The most important thing that you must do to protect yourself from bots is to keep your WordPress installation and its plugins updated at all times. This can be very annoying because updates may break things. And for most small websites the goal is often to deploy and forget. You don’t want to spend time fostering your site, but just want it to continue to function as expected and be done with it. The ultimate goal of every person in operations is, to go unnoticed. If you have an admin that is constantly running around fixing stuff he/she is probably not doing a good job, or he/she has to compensate for the mistakes of the developers. You want things to just work without the need of thinking about it.

So as WordPress is the nightmare of every admin, in contrast to that, static web pages are the dream of every person working in operations. They’re super easy to deploy, work super fast, can be kept in RAM and requests can be distributed between as many servers as you like. Because there is no code running on the server involved, they are basically unhackable. Provided of course that your webserver is secure, but since you can just rent a managed server this isn’t really an issue that you need to concern yourself with. Yes attacks running in the clients browser exploiting flaws in JavaScript or CSS are still feasible, but since a truly static website by definition has no valuable cookies or private information to steal, there is little to be gained by performing an attack in this manner (talking to authenticated REST-Service can change that picture of course).

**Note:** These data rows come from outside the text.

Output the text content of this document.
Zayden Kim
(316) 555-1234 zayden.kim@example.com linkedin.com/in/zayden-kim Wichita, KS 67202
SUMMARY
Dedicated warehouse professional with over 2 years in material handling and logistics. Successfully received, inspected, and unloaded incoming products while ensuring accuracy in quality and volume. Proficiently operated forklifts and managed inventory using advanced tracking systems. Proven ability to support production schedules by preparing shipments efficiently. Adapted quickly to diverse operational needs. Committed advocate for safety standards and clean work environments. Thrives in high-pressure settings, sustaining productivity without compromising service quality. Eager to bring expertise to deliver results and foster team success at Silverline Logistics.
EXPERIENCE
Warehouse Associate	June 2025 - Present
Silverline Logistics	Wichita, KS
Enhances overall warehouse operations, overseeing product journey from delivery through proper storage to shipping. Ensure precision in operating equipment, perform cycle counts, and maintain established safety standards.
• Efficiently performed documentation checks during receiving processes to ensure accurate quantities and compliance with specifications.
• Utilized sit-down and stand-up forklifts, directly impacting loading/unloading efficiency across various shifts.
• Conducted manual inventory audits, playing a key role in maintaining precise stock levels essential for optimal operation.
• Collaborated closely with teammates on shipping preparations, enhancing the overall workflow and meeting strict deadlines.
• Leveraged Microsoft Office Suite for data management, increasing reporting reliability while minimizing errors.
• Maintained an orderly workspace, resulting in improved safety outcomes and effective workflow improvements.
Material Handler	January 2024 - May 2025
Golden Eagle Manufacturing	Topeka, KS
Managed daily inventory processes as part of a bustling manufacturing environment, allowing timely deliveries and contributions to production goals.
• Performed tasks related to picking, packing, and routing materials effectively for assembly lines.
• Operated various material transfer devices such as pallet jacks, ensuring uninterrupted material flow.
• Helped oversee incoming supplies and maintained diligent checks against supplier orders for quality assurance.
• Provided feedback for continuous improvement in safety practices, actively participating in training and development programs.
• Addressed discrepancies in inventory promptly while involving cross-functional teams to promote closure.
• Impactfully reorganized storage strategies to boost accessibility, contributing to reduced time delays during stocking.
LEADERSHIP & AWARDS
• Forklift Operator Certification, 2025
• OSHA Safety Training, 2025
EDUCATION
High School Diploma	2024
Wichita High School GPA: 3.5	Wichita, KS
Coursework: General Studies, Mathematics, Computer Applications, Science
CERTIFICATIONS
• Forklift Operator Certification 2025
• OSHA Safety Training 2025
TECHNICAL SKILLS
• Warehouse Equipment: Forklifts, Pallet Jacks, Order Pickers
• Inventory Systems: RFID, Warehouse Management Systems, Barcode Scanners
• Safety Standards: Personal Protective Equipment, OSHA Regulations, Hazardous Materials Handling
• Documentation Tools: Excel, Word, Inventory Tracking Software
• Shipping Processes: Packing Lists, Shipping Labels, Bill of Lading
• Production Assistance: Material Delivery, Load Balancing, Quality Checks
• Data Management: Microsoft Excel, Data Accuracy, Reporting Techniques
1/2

There are a few good static site generators out there, but as of now no one of them provides an easy-to-use GUI and as many plugins/themes as WordPress. If your goal is to build a simple website fast, WordPress should still be your first choice. Also if you decide to go with a static site generator there is no going back, your site will forever be static. Of course, you’re always free to use JavaScript to talk to REST-services and that is a good design choice, so this sounds more dramatic than it actually is.

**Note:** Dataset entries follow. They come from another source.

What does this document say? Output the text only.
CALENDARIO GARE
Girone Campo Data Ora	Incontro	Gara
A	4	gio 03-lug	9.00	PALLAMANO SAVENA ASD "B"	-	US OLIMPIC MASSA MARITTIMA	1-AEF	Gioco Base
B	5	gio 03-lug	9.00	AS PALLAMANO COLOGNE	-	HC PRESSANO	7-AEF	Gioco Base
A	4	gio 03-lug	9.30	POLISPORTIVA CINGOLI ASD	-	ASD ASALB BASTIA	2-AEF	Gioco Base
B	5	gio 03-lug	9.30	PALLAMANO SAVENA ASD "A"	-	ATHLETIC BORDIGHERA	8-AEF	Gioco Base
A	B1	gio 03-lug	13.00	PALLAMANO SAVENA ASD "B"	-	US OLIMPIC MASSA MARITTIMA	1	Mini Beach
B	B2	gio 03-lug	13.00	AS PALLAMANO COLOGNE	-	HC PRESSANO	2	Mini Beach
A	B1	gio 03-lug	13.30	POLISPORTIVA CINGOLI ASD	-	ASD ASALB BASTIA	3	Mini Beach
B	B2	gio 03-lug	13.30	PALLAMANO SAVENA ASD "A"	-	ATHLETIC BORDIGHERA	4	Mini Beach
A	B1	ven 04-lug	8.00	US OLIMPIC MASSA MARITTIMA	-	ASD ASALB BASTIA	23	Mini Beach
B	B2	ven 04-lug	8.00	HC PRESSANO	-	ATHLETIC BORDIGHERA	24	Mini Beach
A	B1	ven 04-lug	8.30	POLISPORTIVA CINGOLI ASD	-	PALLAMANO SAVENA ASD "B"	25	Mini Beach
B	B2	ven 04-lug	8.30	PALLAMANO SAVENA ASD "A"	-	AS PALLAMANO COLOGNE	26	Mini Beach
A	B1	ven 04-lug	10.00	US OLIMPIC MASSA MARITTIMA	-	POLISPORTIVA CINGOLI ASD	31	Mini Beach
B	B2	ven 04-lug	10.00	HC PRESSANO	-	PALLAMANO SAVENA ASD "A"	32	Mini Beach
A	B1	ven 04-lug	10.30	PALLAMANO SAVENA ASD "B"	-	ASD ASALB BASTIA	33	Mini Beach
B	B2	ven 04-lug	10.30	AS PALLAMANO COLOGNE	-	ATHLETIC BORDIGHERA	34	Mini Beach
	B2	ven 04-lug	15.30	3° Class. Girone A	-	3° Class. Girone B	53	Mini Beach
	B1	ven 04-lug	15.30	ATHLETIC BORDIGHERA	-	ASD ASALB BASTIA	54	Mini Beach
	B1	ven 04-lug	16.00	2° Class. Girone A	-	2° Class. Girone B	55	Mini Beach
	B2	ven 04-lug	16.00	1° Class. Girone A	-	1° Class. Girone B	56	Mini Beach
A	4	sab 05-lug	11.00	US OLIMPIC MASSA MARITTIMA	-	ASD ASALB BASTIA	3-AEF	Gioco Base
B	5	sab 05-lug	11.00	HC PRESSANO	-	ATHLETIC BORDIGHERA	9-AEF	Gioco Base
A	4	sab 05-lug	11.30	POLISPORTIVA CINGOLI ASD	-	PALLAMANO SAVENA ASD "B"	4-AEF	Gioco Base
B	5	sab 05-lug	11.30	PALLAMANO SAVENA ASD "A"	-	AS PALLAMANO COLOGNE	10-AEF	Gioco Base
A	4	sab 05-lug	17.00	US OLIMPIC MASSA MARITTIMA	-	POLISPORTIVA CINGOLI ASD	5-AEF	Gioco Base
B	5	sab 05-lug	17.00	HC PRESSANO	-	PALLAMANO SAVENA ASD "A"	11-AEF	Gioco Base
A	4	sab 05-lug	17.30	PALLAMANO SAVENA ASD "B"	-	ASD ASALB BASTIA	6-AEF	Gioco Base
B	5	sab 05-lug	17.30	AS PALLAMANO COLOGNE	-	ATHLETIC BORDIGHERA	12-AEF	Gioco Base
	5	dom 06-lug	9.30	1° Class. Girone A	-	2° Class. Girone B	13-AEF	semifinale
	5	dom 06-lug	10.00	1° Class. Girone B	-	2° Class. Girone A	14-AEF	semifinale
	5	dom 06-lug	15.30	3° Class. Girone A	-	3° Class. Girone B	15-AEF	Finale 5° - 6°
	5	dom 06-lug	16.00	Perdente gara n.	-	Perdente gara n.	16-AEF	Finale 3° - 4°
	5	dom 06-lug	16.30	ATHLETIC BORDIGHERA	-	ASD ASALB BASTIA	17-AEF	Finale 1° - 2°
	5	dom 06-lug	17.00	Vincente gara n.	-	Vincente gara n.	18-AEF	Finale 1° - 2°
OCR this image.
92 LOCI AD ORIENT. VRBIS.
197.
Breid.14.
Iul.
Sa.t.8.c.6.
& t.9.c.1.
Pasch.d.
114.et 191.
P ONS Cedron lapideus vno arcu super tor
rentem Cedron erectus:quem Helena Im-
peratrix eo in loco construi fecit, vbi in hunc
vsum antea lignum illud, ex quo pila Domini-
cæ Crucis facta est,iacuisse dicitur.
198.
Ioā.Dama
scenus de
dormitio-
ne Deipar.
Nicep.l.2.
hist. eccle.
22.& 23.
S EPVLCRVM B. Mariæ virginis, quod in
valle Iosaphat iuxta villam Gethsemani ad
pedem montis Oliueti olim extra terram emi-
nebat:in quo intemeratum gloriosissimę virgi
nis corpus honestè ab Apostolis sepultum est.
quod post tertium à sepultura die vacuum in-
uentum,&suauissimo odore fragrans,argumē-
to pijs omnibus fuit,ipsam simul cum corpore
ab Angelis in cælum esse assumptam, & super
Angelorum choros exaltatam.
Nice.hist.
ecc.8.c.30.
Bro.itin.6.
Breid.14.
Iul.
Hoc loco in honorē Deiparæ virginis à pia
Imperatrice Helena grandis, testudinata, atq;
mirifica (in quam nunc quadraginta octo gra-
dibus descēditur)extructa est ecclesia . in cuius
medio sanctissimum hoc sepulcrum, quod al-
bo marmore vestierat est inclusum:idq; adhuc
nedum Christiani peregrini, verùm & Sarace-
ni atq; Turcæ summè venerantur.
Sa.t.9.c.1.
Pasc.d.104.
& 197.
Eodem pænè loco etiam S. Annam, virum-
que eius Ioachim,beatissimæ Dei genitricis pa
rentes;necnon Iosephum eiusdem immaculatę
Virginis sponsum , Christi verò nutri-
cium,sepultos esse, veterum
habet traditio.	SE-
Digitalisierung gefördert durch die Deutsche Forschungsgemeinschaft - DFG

To sum it up WordPress is great for editors and site-builders but it sucks in operations. In contrast, static web pages are hard to use by editors and usually require more development effort than WordPress, but they are great in operations. This is a classic development vs. operations issue.

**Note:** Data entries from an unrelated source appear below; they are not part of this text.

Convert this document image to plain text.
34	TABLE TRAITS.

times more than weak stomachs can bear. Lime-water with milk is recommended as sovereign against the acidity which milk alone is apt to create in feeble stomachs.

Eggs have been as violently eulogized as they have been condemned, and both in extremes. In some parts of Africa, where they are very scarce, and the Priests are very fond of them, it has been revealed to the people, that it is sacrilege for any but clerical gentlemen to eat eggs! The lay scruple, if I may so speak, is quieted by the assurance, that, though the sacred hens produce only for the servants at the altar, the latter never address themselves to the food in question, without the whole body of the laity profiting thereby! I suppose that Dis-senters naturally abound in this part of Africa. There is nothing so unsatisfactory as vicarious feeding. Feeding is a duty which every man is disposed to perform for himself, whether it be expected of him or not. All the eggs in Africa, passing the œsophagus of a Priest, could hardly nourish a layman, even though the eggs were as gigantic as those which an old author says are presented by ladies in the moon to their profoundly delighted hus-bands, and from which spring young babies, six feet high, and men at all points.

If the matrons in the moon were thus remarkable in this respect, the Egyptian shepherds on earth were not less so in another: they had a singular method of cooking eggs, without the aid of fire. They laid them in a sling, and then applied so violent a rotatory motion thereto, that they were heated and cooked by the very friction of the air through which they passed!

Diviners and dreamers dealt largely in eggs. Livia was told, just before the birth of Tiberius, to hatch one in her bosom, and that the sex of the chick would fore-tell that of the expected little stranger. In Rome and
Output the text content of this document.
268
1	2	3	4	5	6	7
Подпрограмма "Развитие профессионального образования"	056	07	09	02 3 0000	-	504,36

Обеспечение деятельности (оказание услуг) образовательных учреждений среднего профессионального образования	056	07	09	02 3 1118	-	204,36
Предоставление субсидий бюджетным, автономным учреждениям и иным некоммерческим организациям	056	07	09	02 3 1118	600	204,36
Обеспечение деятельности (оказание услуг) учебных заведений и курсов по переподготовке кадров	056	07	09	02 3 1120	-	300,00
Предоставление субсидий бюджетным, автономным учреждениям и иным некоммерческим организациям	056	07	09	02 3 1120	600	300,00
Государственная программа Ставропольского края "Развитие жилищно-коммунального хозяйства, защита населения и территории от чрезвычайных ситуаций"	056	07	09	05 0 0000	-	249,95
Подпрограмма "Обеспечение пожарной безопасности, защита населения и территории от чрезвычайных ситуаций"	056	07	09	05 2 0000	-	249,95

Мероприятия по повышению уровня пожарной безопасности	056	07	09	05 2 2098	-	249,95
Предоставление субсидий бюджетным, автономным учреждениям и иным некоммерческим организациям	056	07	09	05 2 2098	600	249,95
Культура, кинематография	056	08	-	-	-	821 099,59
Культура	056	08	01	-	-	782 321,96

Using WordPress to generate a static web page

But what if you could have both? Why not have a private non-accessible installation of WordPress and use that to generate a static copy from. Then you can deploy that copy to a public accessible web space. That way you have the best of both worlds. Of course you deprive yourself of all the dynamic features of WordPress, so no comment fields and no login sections, but if you don’t need any of that, this is a perfect solution for you. And if your requirements ever change you can always replace your static copy with the real thing and go on with it.

So that's the basic idea. The first thing I tried out was the WP2Static plugin which aims at solving this issue, but I couldn’t get it running. So I decided to build my own solution using my favorite automation tool GitLab CI/CD. I just used gitlab.com, at the time of writing they are offering 2000 free ci minutes to every customer, which is a really sweet deal. But any ci-tool should do. You should not have many issues porting this guide to Jenkins or any other tool that allows to execute bash scripts. Also, I’m assuming you are using Apache (with mod_rewrite) as web server and that you can use .htaccess files. But porting this concept to other web servers shouldn’t be too difficult.

You can find and fork the complete sample code here: https://gitlab.com/sgellweiler/demo-wordpress-static-copy.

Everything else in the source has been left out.